As the FBI stresses in their dedicated Caution Against Ranking page, you have to be careful about reading meaning into these numbers. They say:

To assess criminality and law enforcement's response from jurisdiction to jurisdiction, one must consider many variables, some of which, while having significant impact on crime, are not readily measurable or applicable pervasively among all locales. Geographic and demographic factors specific to each jurisdiction must be considered and applied if one is going to make an accurate and complete assessment of crime in that jurisdiction.

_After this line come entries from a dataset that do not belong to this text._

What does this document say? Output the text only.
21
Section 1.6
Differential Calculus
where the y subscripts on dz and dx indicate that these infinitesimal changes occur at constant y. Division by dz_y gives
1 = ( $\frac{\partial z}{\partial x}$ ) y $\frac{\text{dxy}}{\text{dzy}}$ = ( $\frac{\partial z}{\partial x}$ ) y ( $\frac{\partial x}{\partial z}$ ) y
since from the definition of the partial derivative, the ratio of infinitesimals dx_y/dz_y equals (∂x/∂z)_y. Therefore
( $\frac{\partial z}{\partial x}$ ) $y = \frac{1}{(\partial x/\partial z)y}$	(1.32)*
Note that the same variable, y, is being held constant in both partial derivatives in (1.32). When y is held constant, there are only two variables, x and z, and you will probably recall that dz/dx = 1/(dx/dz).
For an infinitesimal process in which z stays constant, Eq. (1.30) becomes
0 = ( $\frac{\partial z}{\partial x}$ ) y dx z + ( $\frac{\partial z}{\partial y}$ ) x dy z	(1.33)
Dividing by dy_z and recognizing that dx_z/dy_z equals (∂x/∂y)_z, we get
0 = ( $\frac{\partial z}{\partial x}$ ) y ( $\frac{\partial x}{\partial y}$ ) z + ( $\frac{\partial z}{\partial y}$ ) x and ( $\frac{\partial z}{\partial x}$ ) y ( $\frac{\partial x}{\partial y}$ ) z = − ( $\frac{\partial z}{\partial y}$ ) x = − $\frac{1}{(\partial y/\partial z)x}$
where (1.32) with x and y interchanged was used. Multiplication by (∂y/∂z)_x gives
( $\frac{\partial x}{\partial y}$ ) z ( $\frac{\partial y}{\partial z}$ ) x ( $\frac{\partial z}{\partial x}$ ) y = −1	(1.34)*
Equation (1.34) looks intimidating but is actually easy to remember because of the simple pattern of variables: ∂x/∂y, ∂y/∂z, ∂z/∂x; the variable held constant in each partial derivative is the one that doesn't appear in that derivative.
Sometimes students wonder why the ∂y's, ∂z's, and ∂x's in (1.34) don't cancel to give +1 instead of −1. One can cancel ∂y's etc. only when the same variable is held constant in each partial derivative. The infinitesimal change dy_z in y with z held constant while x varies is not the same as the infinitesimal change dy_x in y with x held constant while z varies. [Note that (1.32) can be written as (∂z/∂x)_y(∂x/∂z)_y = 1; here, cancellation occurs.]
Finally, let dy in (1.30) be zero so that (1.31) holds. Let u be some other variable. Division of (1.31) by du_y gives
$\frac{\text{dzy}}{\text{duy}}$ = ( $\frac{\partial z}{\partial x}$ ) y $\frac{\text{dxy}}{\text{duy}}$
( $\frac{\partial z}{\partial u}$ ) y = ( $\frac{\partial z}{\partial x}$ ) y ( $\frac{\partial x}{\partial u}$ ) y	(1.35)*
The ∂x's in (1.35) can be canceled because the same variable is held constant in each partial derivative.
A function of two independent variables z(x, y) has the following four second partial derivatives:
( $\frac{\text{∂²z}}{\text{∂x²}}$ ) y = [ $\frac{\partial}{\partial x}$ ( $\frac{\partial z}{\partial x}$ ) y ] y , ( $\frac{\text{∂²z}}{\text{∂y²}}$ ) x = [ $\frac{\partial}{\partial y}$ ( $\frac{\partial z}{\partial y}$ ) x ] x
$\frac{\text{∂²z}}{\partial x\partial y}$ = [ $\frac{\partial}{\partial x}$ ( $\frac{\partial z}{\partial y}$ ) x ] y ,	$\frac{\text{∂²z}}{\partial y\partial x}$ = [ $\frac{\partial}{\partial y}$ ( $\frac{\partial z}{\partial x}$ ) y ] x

That page goes on to list some of the important factors:

Historically, the causes and origins of crime have been the subjects of investigation by many disciplines. Some factors that are known to affect the volume and type of crime occurring from place to place are:

  • Population density and degree of urbanization.
  • Variations in composition of the population, particularly youth concentration.
  • Stability of the population with respect to residents' mobility, commuting patterns, and transient factors.
  • Modes of transportation and highway system.
  • Economic conditions, including median income, poverty level, and job availability.
  • Cultural factors and educational, recreational, and religious characteristics.
  • Family conditions with respect to divorce and family cohesiveness.
  • Climate.
  • Effective strength of law enforcement agencies.
  • Administrative and investigative emphases of law enforcement.
  • Policies of other components of the criminal justice system (i.e., prosecutorial, judicial, correctional, and probational).
  • Citizens' attitudes toward crime.
  • Crime reporting practices of the citizenry.

A very interesting analysis appears in Responding to the Crisis of Firearm Violence in the United States, Comment on "Firearm Legislation and Firearm-Related Fatalities in the United States" by Garen J. Wintemute in JAMA Internal Medicine 2013;173(9):740. He is severely criticizing an article in the same issue in which its authors concluded that states with more firearms laws had lower rates of firearms fatalities. Wintemute, a prominent anti-gun medical researcher, wrote:

Their main finding is that having more laws on the books is associated with having lower rates of firearm-related homicide and suicide. This would be an important finding—if it were robust and if its meaning were clear.

He criticizes the authors' use of information from the Law Center to Prevent Gun Violence and the Brady Center to Prevent Gun Violence, because both are advocacy organizations and the "scorecard" has never been validated for use in serious research.

He then points out that the cause and effect is most likely working in the opposite direction the Brady Center would like you to think — existing low rates of firearms ownership make anti-gun laws easier to pass:

When Fleegler et al accounted for the prevalence of firearm ownership, the association between firearm laws and firearm fatalities essentially disappeared. Perhaps these laws decrease mortality by decreasing firearm ownership, in which case firearm ownership mediates the association. But perhaps, and more plausibly, these laws are more readily enacted in states where the prevalence of firearm ownership is low—there will be less opposition to them—and firearm ownership confounds the association.

If one of the most prominent anti-gun medical researchers won't accept conclusions based on Brady Campaign rankings, they don't mean much. Read his paper for the full details. The rankings say "Strict laws are strict" and "We like strict laws", but they just don't have a connection to the claimed purpose of reducing gun violence.